Beobachter der »International Trial Watch«, die ohne offizielle Genehmigung über jeden Prozesstag berichten, kritisieren hart, dass das Gericht die Zeugenbefragung massiv eingeschränkt, was »im Gesetz nicht vorgesehen ist«. Erstaunt sind die Experten darüber, dass Aussagen der Beamten wie abgesprochen klingen und die Verteidigung »die Zeugen nicht mit Videoaufnahmen konfrontieren« kann. Denn die verfügt über zahllose Aufnahmen. Die zeigen meist das Gegenteil dessen, was Polizeizeugen aussagen. Konfrontiert mit den Videos, würden ihre Aussagen massiv in Zweifel gezogen oder sogar Ermittlungen wegen strafbarer Falschaussagen eingeleitet werden. Das passiert nicht.

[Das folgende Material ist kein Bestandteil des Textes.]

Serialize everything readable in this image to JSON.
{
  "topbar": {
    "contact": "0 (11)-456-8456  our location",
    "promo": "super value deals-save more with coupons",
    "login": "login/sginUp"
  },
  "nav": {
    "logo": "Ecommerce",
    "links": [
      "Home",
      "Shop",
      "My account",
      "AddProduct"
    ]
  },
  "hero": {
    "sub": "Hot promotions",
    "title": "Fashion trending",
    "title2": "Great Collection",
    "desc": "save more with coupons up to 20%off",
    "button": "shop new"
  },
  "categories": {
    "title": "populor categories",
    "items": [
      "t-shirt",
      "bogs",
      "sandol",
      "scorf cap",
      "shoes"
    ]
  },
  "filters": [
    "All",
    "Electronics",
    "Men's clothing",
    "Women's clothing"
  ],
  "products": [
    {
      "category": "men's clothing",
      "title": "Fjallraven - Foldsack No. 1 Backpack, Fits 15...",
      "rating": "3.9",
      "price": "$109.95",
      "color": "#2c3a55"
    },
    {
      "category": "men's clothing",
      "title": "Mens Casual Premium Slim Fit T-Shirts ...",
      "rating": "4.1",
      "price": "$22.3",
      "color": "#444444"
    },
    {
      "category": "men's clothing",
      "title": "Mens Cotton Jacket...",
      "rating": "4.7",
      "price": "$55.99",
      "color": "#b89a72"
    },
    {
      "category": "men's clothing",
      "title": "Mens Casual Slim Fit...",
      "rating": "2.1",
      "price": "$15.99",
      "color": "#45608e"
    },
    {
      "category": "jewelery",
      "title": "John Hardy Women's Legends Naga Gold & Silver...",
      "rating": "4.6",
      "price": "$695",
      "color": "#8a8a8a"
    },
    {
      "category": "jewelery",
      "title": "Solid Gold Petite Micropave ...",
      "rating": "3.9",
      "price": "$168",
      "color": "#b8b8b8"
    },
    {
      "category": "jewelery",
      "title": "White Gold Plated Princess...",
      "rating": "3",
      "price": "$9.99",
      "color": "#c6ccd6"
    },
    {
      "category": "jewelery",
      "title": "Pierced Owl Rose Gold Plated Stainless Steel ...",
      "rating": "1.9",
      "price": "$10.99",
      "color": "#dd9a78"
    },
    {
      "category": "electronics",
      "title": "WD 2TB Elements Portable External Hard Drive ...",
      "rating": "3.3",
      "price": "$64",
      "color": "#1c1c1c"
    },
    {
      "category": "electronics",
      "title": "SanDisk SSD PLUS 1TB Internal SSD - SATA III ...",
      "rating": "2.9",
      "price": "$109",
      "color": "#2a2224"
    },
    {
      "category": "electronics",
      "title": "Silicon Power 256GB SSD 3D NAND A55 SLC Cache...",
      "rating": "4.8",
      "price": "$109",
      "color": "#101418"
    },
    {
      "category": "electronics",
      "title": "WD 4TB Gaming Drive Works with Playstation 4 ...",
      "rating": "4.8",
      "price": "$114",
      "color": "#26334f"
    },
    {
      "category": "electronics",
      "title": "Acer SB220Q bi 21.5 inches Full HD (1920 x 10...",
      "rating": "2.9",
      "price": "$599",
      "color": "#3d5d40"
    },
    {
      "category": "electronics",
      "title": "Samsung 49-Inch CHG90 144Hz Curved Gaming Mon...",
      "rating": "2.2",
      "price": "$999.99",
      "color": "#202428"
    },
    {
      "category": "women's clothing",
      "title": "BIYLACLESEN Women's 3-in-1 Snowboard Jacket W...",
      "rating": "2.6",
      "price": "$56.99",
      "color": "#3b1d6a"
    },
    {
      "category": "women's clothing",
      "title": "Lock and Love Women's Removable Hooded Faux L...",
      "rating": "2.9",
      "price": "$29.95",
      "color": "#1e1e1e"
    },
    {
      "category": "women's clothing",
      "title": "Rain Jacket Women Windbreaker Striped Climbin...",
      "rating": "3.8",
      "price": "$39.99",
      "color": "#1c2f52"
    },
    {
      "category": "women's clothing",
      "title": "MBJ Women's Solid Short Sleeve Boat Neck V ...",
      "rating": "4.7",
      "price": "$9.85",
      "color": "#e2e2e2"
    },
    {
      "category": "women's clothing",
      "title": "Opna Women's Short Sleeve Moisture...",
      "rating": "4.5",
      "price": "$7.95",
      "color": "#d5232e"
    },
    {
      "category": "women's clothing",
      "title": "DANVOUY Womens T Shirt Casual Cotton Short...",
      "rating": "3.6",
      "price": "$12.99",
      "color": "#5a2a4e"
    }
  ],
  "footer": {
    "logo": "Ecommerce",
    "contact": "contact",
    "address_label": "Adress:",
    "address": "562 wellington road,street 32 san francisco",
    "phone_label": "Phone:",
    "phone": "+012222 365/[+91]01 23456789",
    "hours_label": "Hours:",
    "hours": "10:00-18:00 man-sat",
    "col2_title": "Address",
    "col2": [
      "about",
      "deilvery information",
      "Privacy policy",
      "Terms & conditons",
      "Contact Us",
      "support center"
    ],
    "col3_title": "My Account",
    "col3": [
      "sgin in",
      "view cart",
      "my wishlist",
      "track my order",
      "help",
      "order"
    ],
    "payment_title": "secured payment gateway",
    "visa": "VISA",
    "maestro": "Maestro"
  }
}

Es erstaunt nicht, wenn sich der ehemalige SPD-Landtagsabgeordnete Felix von Grünberg gegenüber dem »nd« entsetzt zeigt. Er sagte selbst als Zeuge aus, da er das Referendum beobachtet hat. Er war »tief beeindruckt« von der »eisernen Disziplin« und der »Friedfertigkeit« der Katalanen. Er sieht »in einer Unabhängigkeit Kataloniens kein Heilmittel. Es muss eine demokratische Lösung her, womit die eigentlichen Ursachen bekämpft werden können.«

Schärfere Worte finden die Bundestagsabgeordneten der LINKEN nach der Prozessbeobachtung. Zaklin Nastic und Diether Dehm sprechen von einem »Schauprozess«, man werde »Zeuge einer Schmierenkomödie«. Für Dehm handelt es sich um »ein Stück aus dem Tollhaus«. Er spricht von weitgehend »gestanzten« und »identischen« Aussagen der Polizei. Er ist bestürzt, dass dem Richter von einem Nebenkläger der rechtsextremen »VOX-Partei assistiert« wird und dass die deutsche Öffentlichkeit das Wiederauferstehen des Geistes von Diktator Franco kaum zur Kenntnis nehme.